Après le transfert d’un prisonnier expiatoire à Romainville , la section II/3 dispose de sa liberté d’action. La section II/3 est priée de faire part à la section IV, (gestapo), de la liquidation du prisonnier expiatoire se trouvant à Romainville et qu’elle lui avait livré.

D’autre part, la section II/3 est priée de ne jamais remettre en liberté un prisonnier expiatoire livré par la section IV, mais de rendre compte à la section IV qui a conduit le prisonnier à Romainville, si elle renonce à la personne en question.

Comme les prisonniers expiatoires appartiennent en général aux cercles d’individus qui tombent sous l’ordonnance, " Nuit et brouillard ", il s’en suit qu’en renonçant à (exécuter) ces prisonniers expiatoires, ceux-ci seront transférés dans un camp de concentration se trouvant en Allemagne.

La section IV tiendra compte, dans le transfert des prisonniers expiatoires se trouvant à Romainville, que 200 personnes au maximum peuvent y séjourner.

- Prisonniers en instance d’instruction judiciaire

A Romainville, on ne peut loger au maximum que 250 détenus. La détention et la libération de cette catégorie est uniquement de la compétence de la section IV. Pour chaque mesure de détention, il faut remettre au commandant du camp une ordonnance d’instruction. Dans cette ordonnance d’instruction, il faut utiliser le terme " Prisonnier en instance d’instruction judiciaire ".

Ci joint pour la section II/3, (du BdS), une copie du présent document.

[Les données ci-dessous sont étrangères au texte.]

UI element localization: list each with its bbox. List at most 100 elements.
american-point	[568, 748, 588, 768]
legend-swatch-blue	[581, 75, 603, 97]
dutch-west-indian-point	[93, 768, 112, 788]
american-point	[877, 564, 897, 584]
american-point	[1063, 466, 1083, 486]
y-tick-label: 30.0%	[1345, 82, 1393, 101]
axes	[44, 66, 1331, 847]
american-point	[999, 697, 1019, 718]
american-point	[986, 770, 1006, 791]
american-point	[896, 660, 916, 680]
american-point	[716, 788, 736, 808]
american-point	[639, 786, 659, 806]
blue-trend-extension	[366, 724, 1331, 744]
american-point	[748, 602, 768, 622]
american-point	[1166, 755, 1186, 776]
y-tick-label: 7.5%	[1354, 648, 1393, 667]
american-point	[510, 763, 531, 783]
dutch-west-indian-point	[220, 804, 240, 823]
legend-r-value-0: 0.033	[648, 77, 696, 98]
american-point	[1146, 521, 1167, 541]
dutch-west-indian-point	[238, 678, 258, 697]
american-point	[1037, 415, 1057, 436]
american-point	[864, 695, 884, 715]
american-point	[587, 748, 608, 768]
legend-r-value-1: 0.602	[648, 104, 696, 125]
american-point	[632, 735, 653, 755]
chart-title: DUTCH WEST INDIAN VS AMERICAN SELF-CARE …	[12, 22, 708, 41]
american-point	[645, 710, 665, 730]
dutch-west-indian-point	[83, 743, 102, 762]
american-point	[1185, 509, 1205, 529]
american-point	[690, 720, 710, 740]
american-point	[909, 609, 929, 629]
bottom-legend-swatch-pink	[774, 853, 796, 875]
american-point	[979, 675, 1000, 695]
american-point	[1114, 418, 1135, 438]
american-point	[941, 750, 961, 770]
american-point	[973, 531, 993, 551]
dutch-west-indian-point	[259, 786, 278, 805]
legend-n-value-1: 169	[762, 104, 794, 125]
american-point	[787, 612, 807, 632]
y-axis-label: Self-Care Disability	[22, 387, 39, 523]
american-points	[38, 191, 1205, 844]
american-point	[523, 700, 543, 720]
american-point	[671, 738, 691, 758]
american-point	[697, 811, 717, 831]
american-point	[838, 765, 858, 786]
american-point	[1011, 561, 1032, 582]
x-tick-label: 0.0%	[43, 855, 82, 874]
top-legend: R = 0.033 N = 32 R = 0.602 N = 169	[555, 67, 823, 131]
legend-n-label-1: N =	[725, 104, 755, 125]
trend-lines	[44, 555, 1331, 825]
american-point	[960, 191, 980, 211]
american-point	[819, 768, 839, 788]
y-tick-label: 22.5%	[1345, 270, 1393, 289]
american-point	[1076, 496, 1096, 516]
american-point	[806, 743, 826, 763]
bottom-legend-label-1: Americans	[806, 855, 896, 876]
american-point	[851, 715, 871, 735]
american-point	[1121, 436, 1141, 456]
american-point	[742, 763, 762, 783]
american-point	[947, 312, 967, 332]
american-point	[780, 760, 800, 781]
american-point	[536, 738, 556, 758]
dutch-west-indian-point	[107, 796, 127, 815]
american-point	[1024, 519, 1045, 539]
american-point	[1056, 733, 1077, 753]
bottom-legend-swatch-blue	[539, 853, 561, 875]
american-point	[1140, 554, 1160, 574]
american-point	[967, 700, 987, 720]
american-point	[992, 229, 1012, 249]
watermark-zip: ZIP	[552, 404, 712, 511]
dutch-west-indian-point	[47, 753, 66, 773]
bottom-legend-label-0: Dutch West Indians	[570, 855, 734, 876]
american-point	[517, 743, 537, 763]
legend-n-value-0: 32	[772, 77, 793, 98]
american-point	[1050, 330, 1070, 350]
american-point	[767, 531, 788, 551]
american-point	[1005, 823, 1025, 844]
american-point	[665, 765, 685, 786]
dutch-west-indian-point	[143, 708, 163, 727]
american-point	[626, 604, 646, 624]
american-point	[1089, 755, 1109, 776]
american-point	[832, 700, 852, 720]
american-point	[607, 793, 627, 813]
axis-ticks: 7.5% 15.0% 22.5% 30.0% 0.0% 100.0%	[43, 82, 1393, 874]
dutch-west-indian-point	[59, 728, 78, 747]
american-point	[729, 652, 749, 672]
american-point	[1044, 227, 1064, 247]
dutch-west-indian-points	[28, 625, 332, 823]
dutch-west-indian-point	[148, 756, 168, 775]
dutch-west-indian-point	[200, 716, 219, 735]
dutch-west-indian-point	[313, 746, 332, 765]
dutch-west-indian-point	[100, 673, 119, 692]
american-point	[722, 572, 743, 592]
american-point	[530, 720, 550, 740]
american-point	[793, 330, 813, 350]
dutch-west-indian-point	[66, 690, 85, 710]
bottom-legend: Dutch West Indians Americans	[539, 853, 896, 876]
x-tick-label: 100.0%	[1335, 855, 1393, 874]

Boemelburg, (chef de la section IV, Gestapo)

SS Sturmbahnführer

Certifié : Bittner

 Les indicatifs entre parenthèses sont des précisions apportées par le traducteur

 Annuaire téléphonique de la Gestapo (cliquez sur la réduction)
(ABTEILUNG IV EST L’ABRÉVIATION CODÉE DE LA GESTAPO)

 

        Quelques remarques sur cet annuaire :

- L’Etat Major de la Gestapo en France occupe trois immeubles avenue Foch :  les numéros 78, 82 et 84.

- Karl Boemelburg est le chef de la Section IV, (Gestapo), pour la France. Il porte le grade de SS Sturmbannführer, (commandant).

- Son premier adjoint est le Sturmbannführer Kieffer, et l’un de ses collaborateurs directs est l’Hauptsturmführer Aloïs Brunner chargé des questions juives et du camp de Drancy.

Röthke, correspondant d’Eichmann qui fut responsable de l’arrestation de Raoul Lambert, le directeur général de l’UGIF en août 1943, figure en neuvième position sur l’annuaire.

- Stindt succèdera à Boemelburg, à la tête de la Gestapo, fin 1943.

Notes du webmaster

    1 - Une amie m'a dit : "Cette photo me soulève le cœur". Nous ne la montrons pas par provocation. Henri Landemer, dans un article paru dans la revue Historia en 1972, la présentait déjà et réussissait à identifier 37 des officiers et sous-officiers présents sur cette photo. Serge Klarsfeld présentait un article dans la même revue. Malgré cela personne n'a parlé de l'organisation de la gestapo et ni de celle des déportations de juifs au cours du procès de Maurice Papon.

    2 - Boemelburg logeait dans un hôtel particulier à Neuilly, qui était situé à l'angle du boulevard Bineau et de la rue de Rouvray, et il y avait organisé une petite prison pour prisonniers de marque qu'il pensait pouvoir convaincre de collaborer.  Les affaires concernées étaient suivies directement par Himmler sans passer par Knochen. Il hébergea ainsi le Président Albert Lebrun, le Colonel de La Rocque, Léopold Trepper, chef de l'Orchestre Rouge, et, très peu de temps, Jean Moulin qui avait été si torturé qu'il ne pouvait plus être utilisé. Le but de ces affaires, en 1943, était de tenter d'obtenir des contacts avec des Alliés pour essayer de les dissocier. Le Colonel de La Rocque fut expédié en Allemagne, Jean Moulin périt pendant son transport, et Léopold Trepper réussit à s'échapper. Ainsi Boemelburg connut de nombreux échecs et fut mis sur la touche en novembre 1943. Il devint alors le garde chiourme du Maréchal Pétain.